Pernyataan mantan Wakil Presiden Jusuf Kalla menyoroti dimensi politik di balik kebijakan tarif resiprokal yang dicanangkan oleh Amerika Serikat. Menurut JK, langkah Donald Trump ini lebih dipengaruhi oleh faktor politik ketimbang ekonomi. Dalam diskusi yang berlangsung di kediamannya, ia menjelaskan bahwa tarif impor yang ditetapkan berdasarkan komoditas tertentu mencerminkan strategi negara untuk memperkuat daya saingnya secara global. Hal ini mengindikasikan adanya elemen emosional dalam pengambilan keputusan perdagangan tersebut.
Respon pemerintah Indonesia terhadap kebijakan proteksionisme internasional menjadi fokus pembicaraan selanjutnya. Meskipun tantangan ini menimbulkan perhatian di berbagai belahan dunia, Indonesia tetap optimistis dan tidak terlalu khawatir. JK menekankan perlunya pendekatan strategis dalam menghadapi situasi ini, dengan memprioritaskan kepentingan nasional. Ia juga menjelaskan bahwa dampak dari penyesuaian tarif bea masuk impor yang diterbitkan oleh AS harus dipahami secara menyeluruh agar dapat diantisipasi dengan tepat.

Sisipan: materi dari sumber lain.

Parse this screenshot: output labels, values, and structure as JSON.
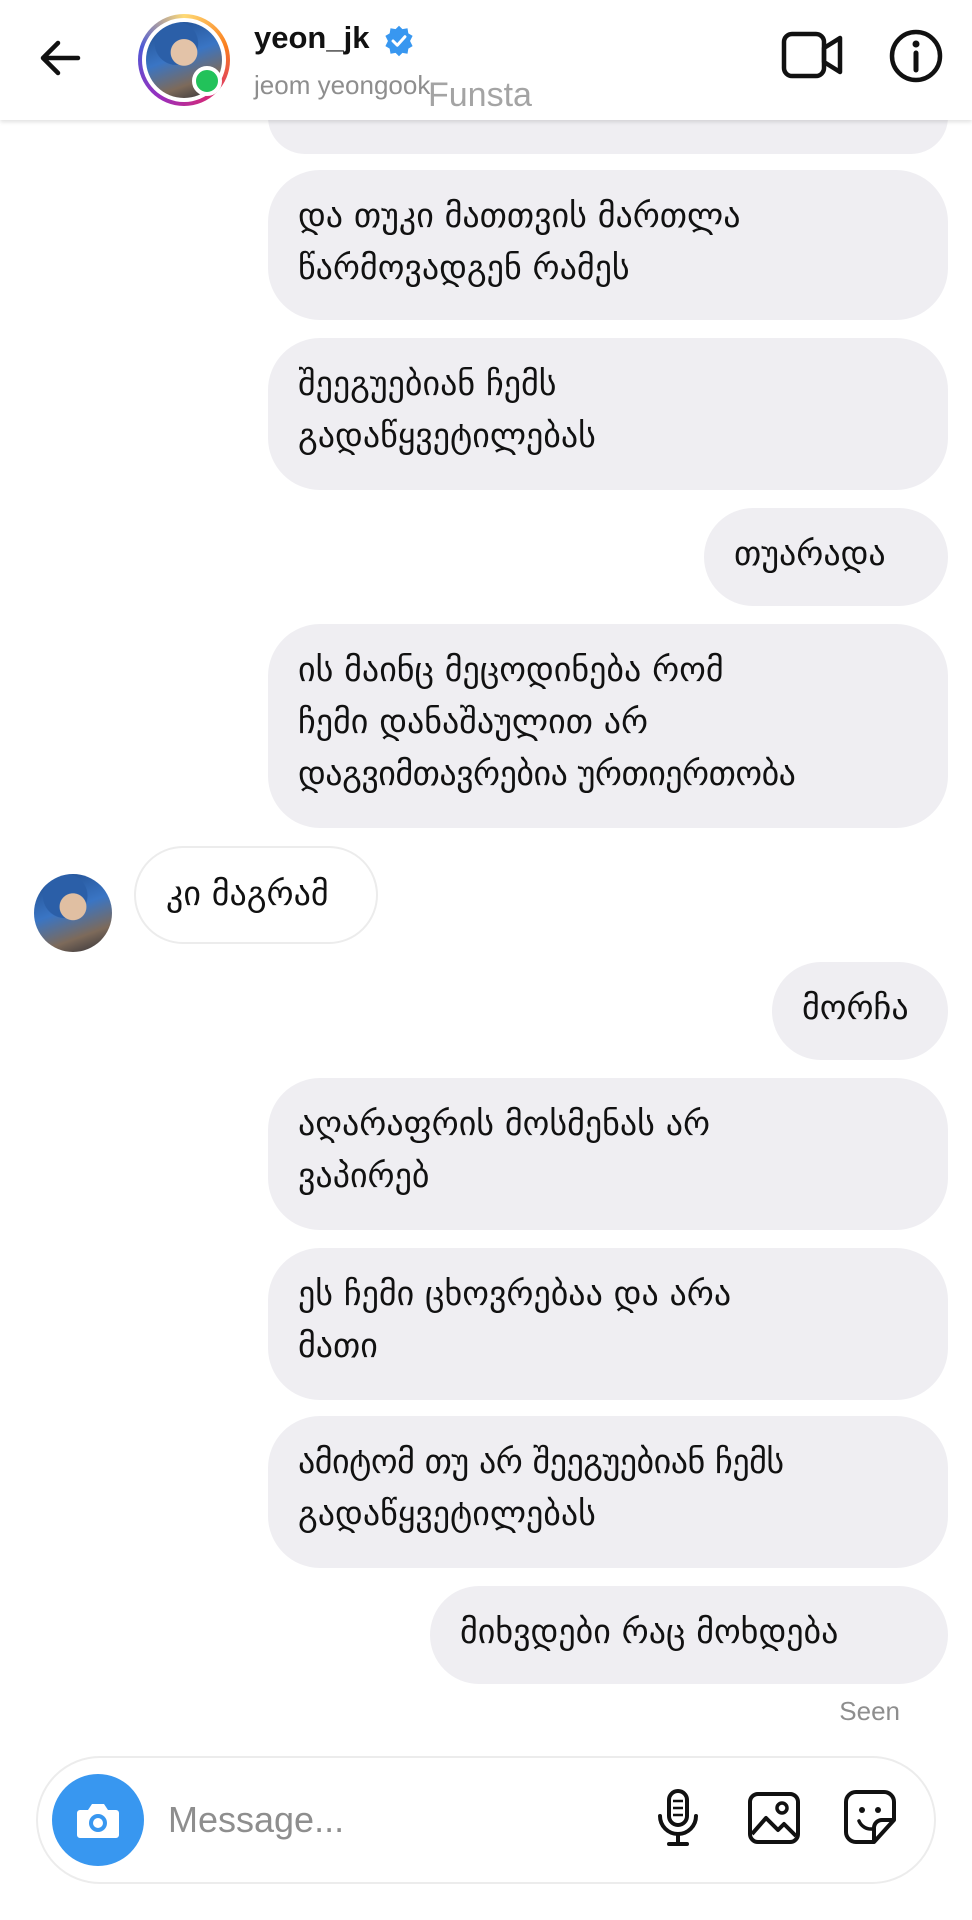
{
  "header": {
    "username": "yeon_jk",
    "subname": "jeom yeongook",
    "watermark": "Funsta",
    "verified": true,
    "online": true
  },
  "messages": [
    {
      "from": "me",
      "lines": [
        "და თუკი მათთვის მართლა",
        "წარმოვადგენ რამეს"
      ]
    },
    {
      "from": "me",
      "lines": [
        "შეეგუებიან ჩემს",
        "გადაწყვეტილებას"
      ]
    },
    {
      "from": "me",
      "lines": [
        "თუარადა"
      ]
    },
    {
      "from": "me",
      "lines": [
        "ის მაინც მეცოდინება რომ",
        "ჩემი დანაშაულით არ",
        "დაგვიმთავრებია ურთიერთობა"
      ]
    },
    {
      "from": "them",
      "lines": [
        "კი მაგრამ"
      ]
    },
    {
      "from": "me",
      "lines": [
        "მორჩა"
      ]
    },
    {
      "from": "me",
      "lines": [
        "აღარაფრის მოსმენას არ",
        "ვაპირებ"
      ]
    },
    {
      "from": "me",
      "lines": [
        "ეს ჩემი ცხოვრებაა და არა",
        "მათი"
      ]
    },
    {
      "from": "me",
      "lines": [
        "ამიტომ თუ არ შეეგუებიან ჩემს",
        "გადაწყვეტილებას"
      ]
    },
    {
      "from": "me",
      "lines": [
        "მიხვდები რაც მოხდება"
      ]
    }
  ],
  "status": {
    "seen": "Seen"
  },
  "composer": {
    "placeholder": "Message..."
  },
  "colors": {
    "accent": "#3897f0",
    "verified": "#3897f0",
    "online": "#22c25a",
    "bubble_me": "#efeef2",
    "muted": "#8e8e8e"
  },
  "icons": [
    "back-arrow-icon",
    "verified-badge-icon",
    "video-call-icon",
    "info-icon",
    "camera-icon",
    "microphone-icon",
    "gallery-icon",
    "sticker-icon"
  ]
}
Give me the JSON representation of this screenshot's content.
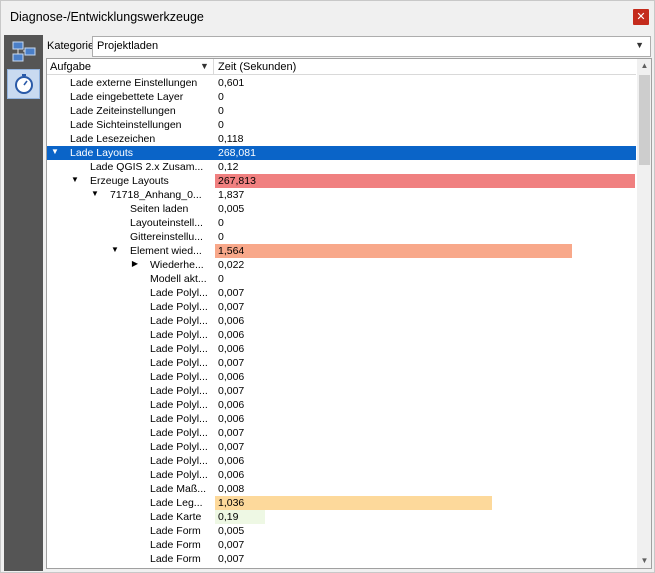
{
  "window": {
    "title": "Diagnose-/Entwicklungswerkzeuge",
    "close_glyph": "✕"
  },
  "sidebar": {
    "items": [
      {
        "icon": "network-icon"
      },
      {
        "icon": "stopwatch-icon"
      }
    ]
  },
  "category": {
    "label": "Kategorie",
    "value": "Projektladen"
  },
  "columns": {
    "task": "Aufgabe",
    "time": "Zeit (Sekunden)"
  },
  "rows": [
    {
      "name": "Lade externe Einstellungen",
      "time": "0,601",
      "depth": 1,
      "toggle": ""
    },
    {
      "name": "Lade eingebettete Layer",
      "time": "0",
      "depth": 1,
      "toggle": ""
    },
    {
      "name": "Lade Zeiteinstellungen",
      "time": "0",
      "depth": 1,
      "toggle": ""
    },
    {
      "name": "Lade Sichteinstellungen",
      "time": "0",
      "depth": 1,
      "toggle": ""
    },
    {
      "name": "Lade Lesezeichen",
      "time": "0,118",
      "depth": 1,
      "toggle": ""
    },
    {
      "name": "Lade Layouts",
      "time": "268,081",
      "depth": 1,
      "toggle": "expanded",
      "selected": true
    },
    {
      "name": "Lade QGIS 2.x Zusam...",
      "time": "0,12",
      "depth": 2,
      "toggle": ""
    },
    {
      "name": "Erzeuge Layouts",
      "time": "267,813",
      "depth": 2,
      "toggle": "expanded",
      "bar": {
        "fraction": 0.999,
        "color": "#f08080"
      }
    },
    {
      "name": "71718_Anhang_0...",
      "time": "1,837",
      "depth": 3,
      "toggle": "expanded"
    },
    {
      "name": "Seiten laden",
      "time": "0,005",
      "depth": 4,
      "toggle": ""
    },
    {
      "name": "Layouteinstell...",
      "time": "0",
      "depth": 4,
      "toggle": ""
    },
    {
      "name": "Gittereinstellu...",
      "time": "0",
      "depth": 4,
      "toggle": ""
    },
    {
      "name": "Element wied...",
      "time": "1,564",
      "depth": 4,
      "toggle": "expanded",
      "bar": {
        "fraction": 0.85,
        "color": "#f8a88a"
      }
    },
    {
      "name": "Wiederhe...",
      "time": "0,022",
      "depth": 5,
      "toggle": "collapsed"
    },
    {
      "name": "Modell akt...",
      "time": "0",
      "depth": 5,
      "toggle": ""
    },
    {
      "name": "Lade Polyl...",
      "time": "0,007",
      "depth": 5,
      "toggle": ""
    },
    {
      "name": "Lade Polyl...",
      "time": "0,007",
      "depth": 5,
      "toggle": ""
    },
    {
      "name": "Lade Polyl...",
      "time": "0,006",
      "depth": 5,
      "toggle": ""
    },
    {
      "name": "Lade Polyl...",
      "time": "0,006",
      "depth": 5,
      "toggle": ""
    },
    {
      "name": "Lade Polyl...",
      "time": "0,006",
      "depth": 5,
      "toggle": ""
    },
    {
      "name": "Lade Polyl...",
      "time": "0,007",
      "depth": 5,
      "toggle": ""
    },
    {
      "name": "Lade Polyl...",
      "time": "0,006",
      "depth": 5,
      "toggle": ""
    },
    {
      "name": "Lade Polyl...",
      "time": "0,007",
      "depth": 5,
      "toggle": ""
    },
    {
      "name": "Lade Polyl...",
      "time": "0,006",
      "depth": 5,
      "toggle": ""
    },
    {
      "name": "Lade Polyl...",
      "time": "0,006",
      "depth": 5,
      "toggle": ""
    },
    {
      "name": "Lade Polyl...",
      "time": "0,007",
      "depth": 5,
      "toggle": ""
    },
    {
      "name": "Lade Polyl...",
      "time": "0,007",
      "depth": 5,
      "toggle": ""
    },
    {
      "name": "Lade Polyl...",
      "time": "0,006",
      "depth": 5,
      "toggle": ""
    },
    {
      "name": "Lade Polyl...",
      "time": "0,006",
      "depth": 5,
      "toggle": ""
    },
    {
      "name": "Lade Maß...",
      "time": "0,008",
      "depth": 5,
      "toggle": ""
    },
    {
      "name": "Lade Leg...",
      "time": "1,036",
      "depth": 5,
      "toggle": "",
      "bar": {
        "fraction": 0.66,
        "color": "#fdd99b"
      }
    },
    {
      "name": "Lade Karte",
      "time": "0,19",
      "depth": 5,
      "toggle": "",
      "bar": {
        "fraction": 0.12,
        "color": "#eef8e4"
      }
    },
    {
      "name": "Lade Form",
      "time": "0,005",
      "depth": 5,
      "toggle": ""
    },
    {
      "name": "Lade Form",
      "time": "0,007",
      "depth": 5,
      "toggle": ""
    },
    {
      "name": "Lade Form",
      "time": "0,007",
      "depth": 5,
      "toggle": ""
    }
  ],
  "scrollbar": {
    "up_glyph": "▲",
    "down_glyph": "▼"
  },
  "colors": {
    "selection": "#0a64c8",
    "sidebar": "#555555"
  }
}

Dengan tarif resiprokal yang berkisar antara 10-39%, Indonesia termasuk dalam daftar negara yang mendapatkan persentase cukup tinggi yaitu 32%. Angka ini mencerminkan posisi Indonesia sebagai mitra dagang penting sekaligus tantangan untuk meningkatkan efisiensi dan daya saing produk domestik. Di tengah dinamika global seperti ini, penting bagi setiap negara untuk membangun kolaborasi yang saling menguntungkan serta menjaga stabilitas ekonomi melalui dialog terbuka dan solusi inovatif.